Suwinski began his 2022 season still with the Double-A Altoona Curve on April 8, 2022, posting an impressive slash of .353/.421/.686 with 3 home runs and 13 RBI in 13 games. On April 26, Suwinski was promoted to the major leagues for the first time after Bryan Reynolds and Cole Tucker were placed on the COVID-19 injured list. He made his MLB debut that day as the starting right fielder against the Milwaukee Brewers, notching a two-out single for his first big league hit. Suwinski hit his first home run while facing the Los Angeles Dodgers on May 9. On June 4, he connected on a walk-off home run against the Arizona Diamondbacks. Suwinski hit three home runs during his first career multi-homer game on June 19 against the San Francisco Giants, being the first Pirates rookie to hit three home runs in a game since Andrew McCutchen in 2009, and also the second Pirates rookie to hit two walk-off home runs in one season, with Wally Westlake being the first in 1947. The last home run of the game ensured a walk-off victory for the Pirates against the Giants. It was the first time in Major League Baseball history that a rookie had a three home run game that included a walk-off home run. Performing below average with a slash of .198/.288/.428 with 14 home runs and 25 RBI in 72 games, Suwinski entered a slump with no hits over 29 at-bats and was demoted to the Triple-A Indianapolis Indians on July 15. Suwinski played with the Indians until August 27, putting up a slash of .214/.285/.410 with six home runs and 18 RBI in 31 games. Suwinski was recalled on August 29. Suwinski ended the season with a slash of .202/.298/.411 with 19 home runs and 38 RBI in 106 games.

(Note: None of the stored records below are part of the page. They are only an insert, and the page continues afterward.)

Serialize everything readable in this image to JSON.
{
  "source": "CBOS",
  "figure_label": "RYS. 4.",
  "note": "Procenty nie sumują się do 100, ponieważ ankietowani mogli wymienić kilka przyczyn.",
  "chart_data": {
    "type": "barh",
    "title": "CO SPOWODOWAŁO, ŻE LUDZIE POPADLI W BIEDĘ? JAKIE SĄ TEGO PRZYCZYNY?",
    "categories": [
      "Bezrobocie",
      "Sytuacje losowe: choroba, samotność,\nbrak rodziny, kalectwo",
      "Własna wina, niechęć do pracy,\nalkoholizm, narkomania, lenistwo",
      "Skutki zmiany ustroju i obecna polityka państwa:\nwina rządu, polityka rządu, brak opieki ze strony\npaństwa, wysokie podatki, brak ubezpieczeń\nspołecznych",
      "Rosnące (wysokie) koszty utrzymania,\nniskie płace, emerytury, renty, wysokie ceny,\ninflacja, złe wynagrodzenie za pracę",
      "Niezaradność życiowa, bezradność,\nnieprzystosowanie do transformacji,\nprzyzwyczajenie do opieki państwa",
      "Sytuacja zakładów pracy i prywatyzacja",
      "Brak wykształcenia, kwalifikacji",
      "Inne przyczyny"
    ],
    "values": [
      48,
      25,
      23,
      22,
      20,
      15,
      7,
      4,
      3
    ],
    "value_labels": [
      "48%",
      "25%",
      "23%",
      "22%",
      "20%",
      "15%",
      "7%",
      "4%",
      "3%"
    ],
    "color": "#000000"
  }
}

Suwinski began the 2023 season on the Pirates' Opening Day roster as their center fielder. On April 29, 2023, Suwinski hit his first career grand slam off of Hobie Harris of the Washington Nationals, leading the Pirates to a 16–1 win in game two of the doubleheader. On May 29, he became the second player ever to hit two home runs into McCovey Cove at Oracle Park in the same game, with the first being Barry Bonds who did it twice in 2000 and 2002. He is also the first ever visiting player to perform the feat. The Pirates ended up losing the game 4–14. Suwinski ended the season with a breakout month in September, batting .297/.413/.656 with six home runs and 18 RBI in 21 games for the month to end off the season with a slash of .224/.339/.454 with 26 home runs and 74 RBI, a career-best as of 2023.

Suwinski played in 88 contests for Pittsburgh during the 2024 campaign, batting .182/.264/.324 with nine home runs, 26 RBI, and nine stolen bases. He made 59 appearances for the Pirates in 2025, slashing .147/.281/.253 with three home runs, 10 RBI, and seven stolen bases.

Suwinski was designated for assignment by the Pirates on February 16, 2026.

===Los Angeles Dodgers (2026)===
On February 21, 2026, Suwinski was claimed off waivers by the Los Angeles Dodgers. On March 2, he was removed from the 40-man roster and sent outright to the Triple-A Oklahoma City Comets.

===Tampa Bay Rays===
On August 3, 2026, Suwinski (and international bonus pool money) was traded to the Tampa Bay Rays in exchange for Hunter Feduccia and Jacob Kmatz.

==Playing style==
Suwinski is a power hitter, generating many home runs while having a below-average batting average, especially against lefties. Of his hitting, Suwinski has said, "when I'm feeling good and able to see the ball and be quiet in the box and do what I’m trying to do, I think I’m able to do less and execute a little bit better." Suwinski in the field is defensively solid, ranking top-10 defensively for left-fielders in 2022. He describes center field as his best position as he has the "room to run".

==Personal life==
Suwinski is a devout Christian who frequently refers to his faith on social media.